Now, you tell me how anyone is supposed to be able to tell
me why my car doesn't move unless I give any information?
I can tell you lots of details on what brand it is, what
parking lot it's in but unless I give you details, you
prolly can't help me, can you?
So, telling us that you downloaded this-foo.tgz and unpacked
might feel like "giving all details" to you, but it's not.
People actually need more info than "it didn't work" or
"it didn't compile".
Until you realize that, the problem actually is in your end.
You _must_ realize that more info is needed if you want a
solution. Those who actually know and can fix XFree compile
problems doesn't have time to do:
You: I have a problem.
Fixer: What's that?
You: It doesn't compile
Fixer: Does it give any error messages?
You: Yes.
Fixer: Which?
You: Some 10 lines of errors.
Fixer: Could you give them to me?
You: Yes.
Fixer: Please do.
You: One line seemed to be "error: blablabla"

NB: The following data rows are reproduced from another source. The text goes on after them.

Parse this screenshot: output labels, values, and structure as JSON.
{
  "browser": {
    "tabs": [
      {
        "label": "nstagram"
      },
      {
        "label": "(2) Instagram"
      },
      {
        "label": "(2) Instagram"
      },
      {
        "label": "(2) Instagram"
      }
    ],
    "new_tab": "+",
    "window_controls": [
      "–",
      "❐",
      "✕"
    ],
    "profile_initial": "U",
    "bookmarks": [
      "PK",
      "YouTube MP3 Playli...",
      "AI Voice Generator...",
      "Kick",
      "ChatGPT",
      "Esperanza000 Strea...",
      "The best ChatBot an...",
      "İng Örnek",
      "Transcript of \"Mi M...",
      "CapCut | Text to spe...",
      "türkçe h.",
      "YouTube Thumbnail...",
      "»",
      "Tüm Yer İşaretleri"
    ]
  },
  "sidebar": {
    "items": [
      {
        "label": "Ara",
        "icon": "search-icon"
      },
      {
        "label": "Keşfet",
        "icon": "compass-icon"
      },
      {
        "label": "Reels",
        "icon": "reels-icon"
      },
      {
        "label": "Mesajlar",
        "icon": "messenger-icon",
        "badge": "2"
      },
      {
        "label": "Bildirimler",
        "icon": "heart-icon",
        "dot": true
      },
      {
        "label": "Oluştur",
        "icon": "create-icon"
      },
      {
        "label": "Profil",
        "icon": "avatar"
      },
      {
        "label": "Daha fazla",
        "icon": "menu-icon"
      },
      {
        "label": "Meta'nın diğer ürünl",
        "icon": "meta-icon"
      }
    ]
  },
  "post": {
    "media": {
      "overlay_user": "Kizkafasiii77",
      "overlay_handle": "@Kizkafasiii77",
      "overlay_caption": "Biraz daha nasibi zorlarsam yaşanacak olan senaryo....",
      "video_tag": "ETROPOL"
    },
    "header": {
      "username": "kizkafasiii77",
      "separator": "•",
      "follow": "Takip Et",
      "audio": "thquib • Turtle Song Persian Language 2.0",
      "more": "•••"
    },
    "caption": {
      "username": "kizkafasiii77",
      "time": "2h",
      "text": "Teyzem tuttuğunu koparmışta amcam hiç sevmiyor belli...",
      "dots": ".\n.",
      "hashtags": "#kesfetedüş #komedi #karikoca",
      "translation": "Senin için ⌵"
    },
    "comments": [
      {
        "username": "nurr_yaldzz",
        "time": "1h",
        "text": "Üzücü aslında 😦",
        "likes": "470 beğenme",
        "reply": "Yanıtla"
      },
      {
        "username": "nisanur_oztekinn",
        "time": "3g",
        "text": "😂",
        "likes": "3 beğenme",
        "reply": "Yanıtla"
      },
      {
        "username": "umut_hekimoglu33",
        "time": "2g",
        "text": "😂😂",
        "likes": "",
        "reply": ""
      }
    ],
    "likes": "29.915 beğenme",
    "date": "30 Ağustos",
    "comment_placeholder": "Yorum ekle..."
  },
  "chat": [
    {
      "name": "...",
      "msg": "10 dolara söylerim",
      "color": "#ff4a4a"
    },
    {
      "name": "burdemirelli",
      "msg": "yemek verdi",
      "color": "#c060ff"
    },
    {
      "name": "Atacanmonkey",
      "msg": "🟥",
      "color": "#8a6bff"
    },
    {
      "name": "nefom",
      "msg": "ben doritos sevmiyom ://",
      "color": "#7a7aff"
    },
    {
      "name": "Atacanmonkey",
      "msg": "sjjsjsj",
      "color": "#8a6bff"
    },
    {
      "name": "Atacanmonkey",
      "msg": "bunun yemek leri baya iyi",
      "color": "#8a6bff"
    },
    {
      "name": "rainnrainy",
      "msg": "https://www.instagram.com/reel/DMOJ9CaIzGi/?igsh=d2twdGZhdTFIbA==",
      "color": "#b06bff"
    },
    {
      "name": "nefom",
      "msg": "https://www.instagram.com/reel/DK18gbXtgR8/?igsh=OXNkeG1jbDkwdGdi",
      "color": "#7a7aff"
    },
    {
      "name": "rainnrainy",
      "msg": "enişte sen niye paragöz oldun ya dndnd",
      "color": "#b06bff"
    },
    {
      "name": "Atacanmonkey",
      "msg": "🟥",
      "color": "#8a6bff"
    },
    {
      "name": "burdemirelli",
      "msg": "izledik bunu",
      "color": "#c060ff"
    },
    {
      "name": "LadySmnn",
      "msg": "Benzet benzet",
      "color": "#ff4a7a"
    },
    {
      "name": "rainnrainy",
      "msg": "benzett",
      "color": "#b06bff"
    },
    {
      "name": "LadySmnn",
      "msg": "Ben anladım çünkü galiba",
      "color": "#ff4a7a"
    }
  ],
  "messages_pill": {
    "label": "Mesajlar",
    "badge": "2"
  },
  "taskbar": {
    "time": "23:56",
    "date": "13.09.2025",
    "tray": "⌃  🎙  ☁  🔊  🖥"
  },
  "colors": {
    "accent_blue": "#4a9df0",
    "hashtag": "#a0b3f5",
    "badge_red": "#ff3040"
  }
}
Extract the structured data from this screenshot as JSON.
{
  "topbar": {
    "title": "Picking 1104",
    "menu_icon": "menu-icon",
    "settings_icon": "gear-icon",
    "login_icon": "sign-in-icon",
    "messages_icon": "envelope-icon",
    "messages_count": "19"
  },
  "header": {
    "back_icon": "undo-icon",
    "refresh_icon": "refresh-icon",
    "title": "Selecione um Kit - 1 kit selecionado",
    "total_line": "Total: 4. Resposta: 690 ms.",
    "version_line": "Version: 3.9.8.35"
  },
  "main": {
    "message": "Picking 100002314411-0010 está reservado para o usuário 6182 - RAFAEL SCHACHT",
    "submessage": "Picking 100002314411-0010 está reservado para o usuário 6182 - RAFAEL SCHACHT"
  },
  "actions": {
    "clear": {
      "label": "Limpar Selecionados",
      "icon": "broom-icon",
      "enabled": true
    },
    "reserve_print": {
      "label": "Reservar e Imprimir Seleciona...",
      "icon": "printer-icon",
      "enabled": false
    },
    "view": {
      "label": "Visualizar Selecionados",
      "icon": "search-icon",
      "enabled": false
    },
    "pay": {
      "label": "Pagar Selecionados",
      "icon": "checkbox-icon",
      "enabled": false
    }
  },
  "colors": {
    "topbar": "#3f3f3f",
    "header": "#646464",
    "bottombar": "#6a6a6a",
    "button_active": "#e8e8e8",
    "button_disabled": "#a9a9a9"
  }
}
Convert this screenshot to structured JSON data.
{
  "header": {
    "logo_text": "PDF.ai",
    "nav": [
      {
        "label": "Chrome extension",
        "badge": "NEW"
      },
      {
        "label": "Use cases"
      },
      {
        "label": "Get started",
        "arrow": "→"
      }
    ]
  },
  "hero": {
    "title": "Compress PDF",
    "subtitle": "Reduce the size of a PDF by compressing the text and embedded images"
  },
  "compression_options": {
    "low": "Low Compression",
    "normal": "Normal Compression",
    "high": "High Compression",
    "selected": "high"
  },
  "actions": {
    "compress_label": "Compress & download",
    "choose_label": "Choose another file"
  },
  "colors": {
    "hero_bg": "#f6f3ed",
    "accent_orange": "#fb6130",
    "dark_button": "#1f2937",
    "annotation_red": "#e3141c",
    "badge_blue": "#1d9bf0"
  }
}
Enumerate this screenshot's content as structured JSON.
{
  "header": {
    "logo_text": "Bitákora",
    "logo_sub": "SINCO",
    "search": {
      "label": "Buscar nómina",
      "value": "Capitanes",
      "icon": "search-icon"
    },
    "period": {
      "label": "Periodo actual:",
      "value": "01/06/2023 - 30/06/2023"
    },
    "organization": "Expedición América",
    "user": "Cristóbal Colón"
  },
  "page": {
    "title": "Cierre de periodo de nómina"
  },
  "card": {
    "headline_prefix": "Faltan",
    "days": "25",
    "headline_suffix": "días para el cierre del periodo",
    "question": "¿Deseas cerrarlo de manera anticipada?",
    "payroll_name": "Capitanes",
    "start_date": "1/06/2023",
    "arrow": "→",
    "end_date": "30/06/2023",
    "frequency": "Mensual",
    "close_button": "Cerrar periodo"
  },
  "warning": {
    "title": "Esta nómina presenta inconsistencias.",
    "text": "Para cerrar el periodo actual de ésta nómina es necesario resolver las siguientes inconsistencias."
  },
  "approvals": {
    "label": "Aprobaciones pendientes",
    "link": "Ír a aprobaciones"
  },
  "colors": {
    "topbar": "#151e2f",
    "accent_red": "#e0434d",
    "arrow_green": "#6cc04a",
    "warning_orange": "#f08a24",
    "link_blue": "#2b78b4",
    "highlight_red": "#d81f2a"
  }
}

Fixer: You forgot to do this_and_that.
You: Ok, now it works.
If you had specified the actual errors, you could skip to
the last two-three lines in one go. And the fixers could
go on fixing bugs instead of holding your hand, walking you
through the teeedious task of doing your part of the work.
There aren't an enormous amount of OpenBSD developers, and
none of them get paid to hold your hand. Therefore, they
have to choose between holding ppls hands, OR developing.
Not both.
Now you think for a minute on what they should choose.
Or should have chosen in 1995. If they had chosen to
hold ppls hands, we would have been stuck with the 1995
version of OpenBSD today.
Unless you (and lots more) contribute, this decision will stand
as it is. They develop for their own needs, and they use what they
produce. They also give it away so that others might use it.
One of those happen to be you.
If you can come up with a decent reason why they should stop
developing and instead go for the 11-line dialog shown above
everytime someone messes up, please tell me, because I'd
REALLY want to know. Why is it that you are so important that
development should stop until your problem is fixed, so that
you may bugreport stuff without needing to give any relevant
information.
As one of the users of whatever the development team produces,
I think I deserve to read the answer to why developers should
bend backwards so that your hand can be held, instead of them
developing for everyones benfit.
Quote:> and which are probably besides to someone more competent like you.
8^D
For everyone else, sorry for the rant. I just felt I had to.
--
-"Some mornings it's just not worth gnawing through the straps."